Кош проснулся с зарей и в первый раз за долгие месяцы приубрался. Сторчаус важно расхаживает по площади в штофном узорчатом кафтане, туго обхваченном пестрым шелковым поясом, и в червонных, с золотыми подковами, чеботах. Его кошачьи глаза то и дело обращаются с жадной тоской к шинку. С похмелья немилосердно трещит голова, а во рту такая неразбериха, как будто ночевал в нем целый выводок нечисти. И сейчас еще в груди скребется бесенок, тщетно пытаясь вырваться вон из крещеной души. «Не поспел, видно, с третьими петухами шмыгнуть в преисподнюю», – думает с ненавистью казак и скрежещет зубами. «Чарку бы! Так бы я огрел тебя, рыло свинячее, – там бы тебе и капут! Знал бы ты, как в православной груди на шабаш собираться, гнида турецкая!» Но Сторчаус не поддается искушению и злобно дергает головой, чтобы отвлечь взгляд от искусителя-шинка.
Шишка на лбу от грузного шага чуть вздрагивает расплющенной сливой. Густо смазанный лампадным маслом оселедец забился под расчесанное ухо и неугомонно нашептывает: «Одну не страшно… Одну же единую…» Запорожец на мгновение останавливается и вдруг изо всех сил впивается пальцами в оселедец. «А не пытай, бисов сын, душу крещеную! А замолчи, нечистая сила! Знаем мы чарку! Только покуштовать!» И снова важно вышагивает, довольный непрочной победой над искусителем. Побрякивает на боку кривая сабля в серебряной гриве на рукоятке, грозно поблескивают ярко начищенные пистолеты, ятаган и кинжалы, обвесившие до отказа грудь, бока и спину.
По одному собираются на площадь казаки. Они не разговаривают друг с другом, но шум стоит такой, как будто рада уже в полном разгаре. То запорожцы, размахивая руками, думают вслух. Каждый делает вид, что не слушает никого, но в то же время настороженно прислушивается к чужим словам. Понемногу сход разбивается на малые группы. Группы растут, сплачиваются тесней, вызывающе поглядывают на противников.
– Будет потеха! – нежась в реке, весело подмигивает Харцыз в сторону площади.
Василий склонился над зеркальным затоном и задумчиво перебирает опущенные вниз, по-запорожски, усы.
– Да ты, Василько, мне поверь, а не затону. Как взгляну на тебя, так и решаю: любую бабу приворожит казаче!
Выводков не слушает и отвечает вслух своим мыслям:
– Пораскинешь думкой – сдается: вон они, тут, недалече за степью, годы мои прожитые… А глянешь на воду, поглазеешь, како инеем усы убрались да лик, будто кто взборонил его – и закручинишься: далеко те годы ушли, а меня близ конца живота спокинули!
К берегу стремглав бежал Шкода.
– Годи вы миловаться! Геть на раду скорей!

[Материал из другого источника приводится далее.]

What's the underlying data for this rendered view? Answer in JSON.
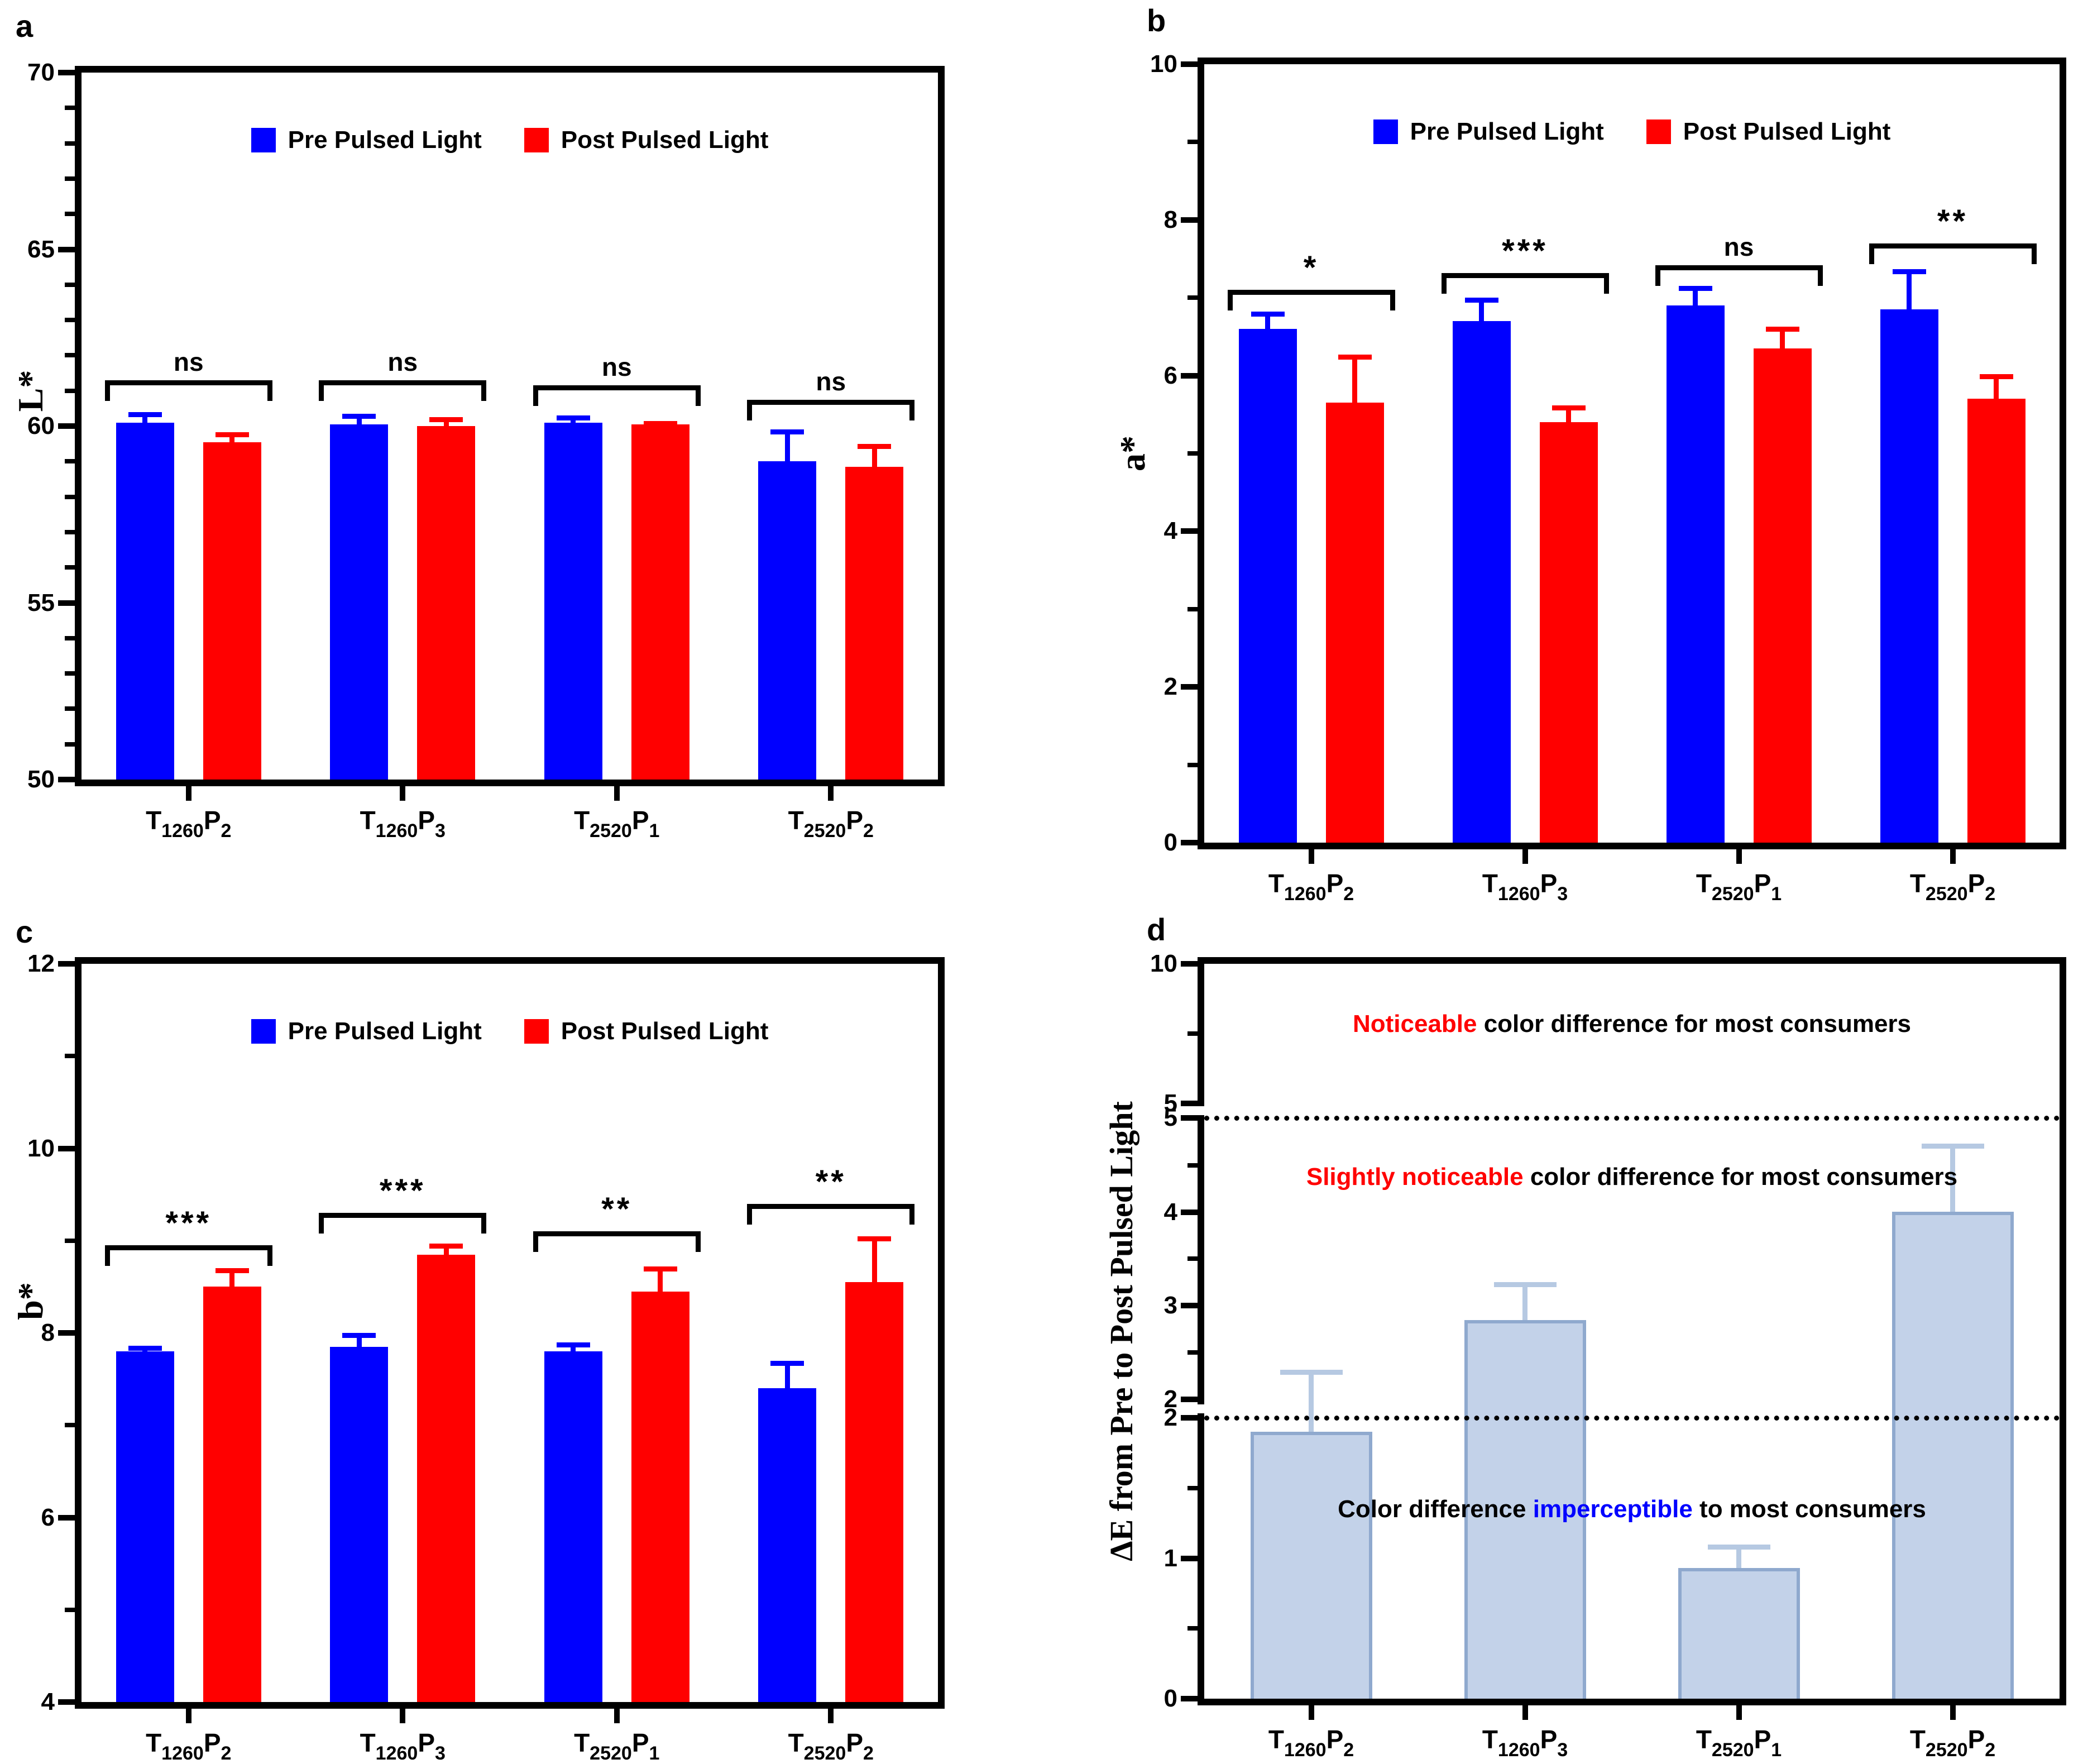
{
  "categories": [
    {
      "segments": [
        {
          "text": "T",
          "sub": false
        },
        {
          "text": "1260",
          "sub": true
        },
        {
          "text": "P",
          "sub": false
        },
        {
          "text": "2",
          "sub": true
        }
      ]
    },
    {
      "segments": [
        {
          "text": "T",
          "sub": false
        },
        {
          "text": "1260",
          "sub": true
        },
        {
          "text": "P",
          "sub": false
        },
        {
          "text": "3",
          "sub": true
        }
      ]
    },
    {
      "segments": [
        {
          "text": "T",
          "sub": false
        },
        {
          "text": "2520",
          "sub": true
        },
        {
          "text": "P",
          "sub": false
        },
        {
          "text": "1",
          "sub": true
        }
      ]
    },
    {
      "segments": [
        {
          "text": "T",
          "sub": false
        },
        {
          "text": "2520",
          "sub": true
        },
        {
          "text": "P",
          "sub": false
        },
        {
          "text": "2",
          "sub": true
        }
      ]
    }
  ],
  "legend": {
    "pre": "Pre Pulsed Light",
    "post": "Post Pulsed Light"
  },
  "colors": {
    "pre": "#0000FF",
    "post": "#FF0000",
    "deltaE_fill": "#C3D2E9",
    "deltaE_border": "#8FA9CE",
    "deltaE_error": "#B6C9E2",
    "annotation_red": "#FF0000",
    "annotation_blue": "#0000FF"
  },
  "chart_data": [
    {
      "id": "a",
      "label": "a",
      "type": "bar",
      "ylabel": "L*",
      "ylim": [
        50,
        70
      ],
      "yticks": [
        50,
        55,
        60,
        65,
        70
      ],
      "minor_step": 1,
      "legend": true,
      "series": [
        {
          "name": "Pre Pulsed Light",
          "color": "#0000FF",
          "values": [
            60.1,
            60.05,
            60.1,
            59.0
          ],
          "errors": [
            0.3,
            0.3,
            0.2,
            0.9
          ]
        },
        {
          "name": "Post Pulsed Light",
          "color": "#FF0000",
          "values": [
            59.55,
            60.0,
            60.05,
            58.85
          ],
          "errors": [
            0.28,
            0.25,
            0.1,
            0.65
          ]
        }
      ],
      "significance": [
        {
          "label": "ns",
          "y": 61.3
        },
        {
          "label": "ns",
          "y": 61.3
        },
        {
          "label": "ns",
          "y": 61.15
        },
        {
          "label": "ns",
          "y": 60.75
        }
      ]
    },
    {
      "id": "b",
      "label": "b",
      "type": "bar",
      "ylabel": "a*",
      "ylim": [
        0,
        10
      ],
      "yticks": [
        0,
        2,
        4,
        6,
        8,
        10
      ],
      "minor_step": 1,
      "legend": true,
      "series": [
        {
          "name": "Pre Pulsed Light",
          "color": "#0000FF",
          "values": [
            6.6,
            6.7,
            6.9,
            6.85
          ],
          "errors": [
            0.22,
            0.3,
            0.25,
            0.52
          ]
        },
        {
          "name": "Post Pulsed Light",
          "color": "#FF0000",
          "values": [
            5.65,
            5.4,
            6.35,
            5.7
          ],
          "errors": [
            0.62,
            0.22,
            0.28,
            0.32
          ]
        }
      ],
      "significance": [
        {
          "label": "*",
          "y": 7.1
        },
        {
          "label": "***",
          "y": 7.32
        },
        {
          "label": "ns",
          "y": 7.42
        },
        {
          "label": "**",
          "y": 7.7
        }
      ]
    },
    {
      "id": "c",
      "label": "c",
      "type": "bar",
      "ylabel": "b*",
      "ylim": [
        4,
        12
      ],
      "yticks": [
        4,
        6,
        8,
        10,
        12
      ],
      "minor_step": 1,
      "legend": true,
      "series": [
        {
          "name": "Pre Pulsed Light",
          "color": "#0000FF",
          "values": [
            7.8,
            7.85,
            7.8,
            7.4
          ],
          "errors": [
            0.06,
            0.15,
            0.1,
            0.3
          ]
        },
        {
          "name": "Post Pulsed Light",
          "color": "#FF0000",
          "values": [
            8.5,
            8.85,
            8.45,
            8.55
          ],
          "errors": [
            0.2,
            0.12,
            0.27,
            0.5
          ]
        }
      ],
      "significance": [
        {
          "label": "***",
          "y": 8.95
        },
        {
          "label": "***",
          "y": 9.3
        },
        {
          "label": "**",
          "y": 9.1
        },
        {
          "label": "**",
          "y": 9.4
        }
      ]
    },
    {
      "id": "d",
      "label": "d",
      "type": "bar",
      "ylabel": "ΔE from Pre to Post Pulsed Light",
      "ylim": [
        0,
        10
      ],
      "axis_segments": [
        {
          "from": 0,
          "to": 2,
          "f0": 0.0,
          "f1": 0.382
        },
        {
          "from": 2,
          "to": 5,
          "f0": 0.407,
          "f1": 0.79
        },
        {
          "from": 5,
          "to": 10,
          "f0": 0.81,
          "f1": 1.0
        }
      ],
      "major_ticks": [
        {
          "label": "0",
          "f": 0.0
        },
        {
          "label": "1",
          "f": 0.191
        },
        {
          "label": "2",
          "f": 0.382
        },
        {
          "label": "2",
          "f": 0.407
        },
        {
          "label": "3",
          "f": 0.535
        },
        {
          "label": "4",
          "f": 0.662
        },
        {
          "label": "5",
          "f": 0.79
        },
        {
          "label": "5",
          "f": 0.81
        },
        {
          "label": "10",
          "f": 1.0
        }
      ],
      "minor_fracs": [
        0.0955,
        0.2865,
        0.471,
        0.5985,
        0.726,
        0.905
      ],
      "axis_breaks": [
        {
          "f": 0.3945
        },
        {
          "f": 0.8
        }
      ],
      "dotted_lines": [
        {
          "f": 0.382,
          "value": 2
        },
        {
          "f": 0.79,
          "value": 5
        }
      ],
      "series": [
        {
          "color": "#C3D2E9",
          "border": "#8FA9CE",
          "error_color": "#B6C9E2",
          "values": [
            1.9,
            2.85,
            0.93,
            4.0
          ],
          "errors": [
            0.42,
            0.4,
            0.17,
            0.73
          ]
        }
      ],
      "annotations": [
        {
          "f": 0.92,
          "parts": [
            {
              "text": "Noticeable",
              "color": "#FF0000"
            },
            {
              "text": " color difference for most consumers",
              "color": "#000000"
            }
          ]
        },
        {
          "f": 0.712,
          "parts": [
            {
              "text": "Slightly noticeable",
              "color": "#FF0000"
            },
            {
              "text": " color difference for most consumers",
              "color": "#000000"
            }
          ]
        },
        {
          "f": 0.26,
          "parts": [
            {
              "text": "Color difference ",
              "color": "#000000"
            },
            {
              "text": "imperceptible",
              "color": "#0000FF"
            },
            {
              "text": " to most consumers",
              "color": "#000000"
            }
          ]
        }
      ]
    }
  ]
}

Площадь кипела бурлящей толпой:
– Геть! Не надо нам Часныка!
– Часныка! Геть Загубыколеса! Он до баб дюже прыток, а не до сабли казацкой!
Группы наступали друг на друга и только ждали сигнала, чтобы решить спор кулачным боем.
– Цыть! – скрипнул зубами Нерыдайменематы. – Рогозяный Дид зараз будет брехать!
Дид поднял руку и, дождавшись, пока стихло немного, проникновенно оглядел толпу.
– Славное низовое товариство!
– Не надо! Геть Рогозяного!
– Цыть! – надрываясь, перекрикивал Маты врагов. – Дайте Диду сбрехать!
– Пускай брешет на ветер, а нам очи не порошит небывальщиной!
– Славное низовое товариство! – еще проникновеннее повторил Рогозяный. – С полвека бывал я на выборах кошевого, и не раз молодечество самого меня ставило батькой над панами-казаками. Так есть тому причина послушать, что я вам зараз буду брехать.
И выхватив саблю, взмахнул ею угрожающе над лысой своей головой.
– Или время теперь такое, что не слушают старых бойцов? Так геть же и сабля моя!
Тихо стало на площади, как в кышле после набега татарского.
– Кого нам в кошевых надо?
Рогозяный Дид больно щелкнул себя по лбу и убежденно тряхнул оселедцем.
– Чтоб не зазнавался, да чтоб все паны-молодцы были ему родные хлопчики!
– Правду, а, ей-богу, правду брешет Дид Рогозяный! – поддержали казаки.
– Да был бы он храбрым, а еще разуменьем находчив, да похитрее ляхов, татарвы и москалей.
– Дело! Ей-богу, дело! Мели дале, Диду!
Харцыз измерил на глаз силы противных групп и расчетливо обдумывал, куда ему пристать.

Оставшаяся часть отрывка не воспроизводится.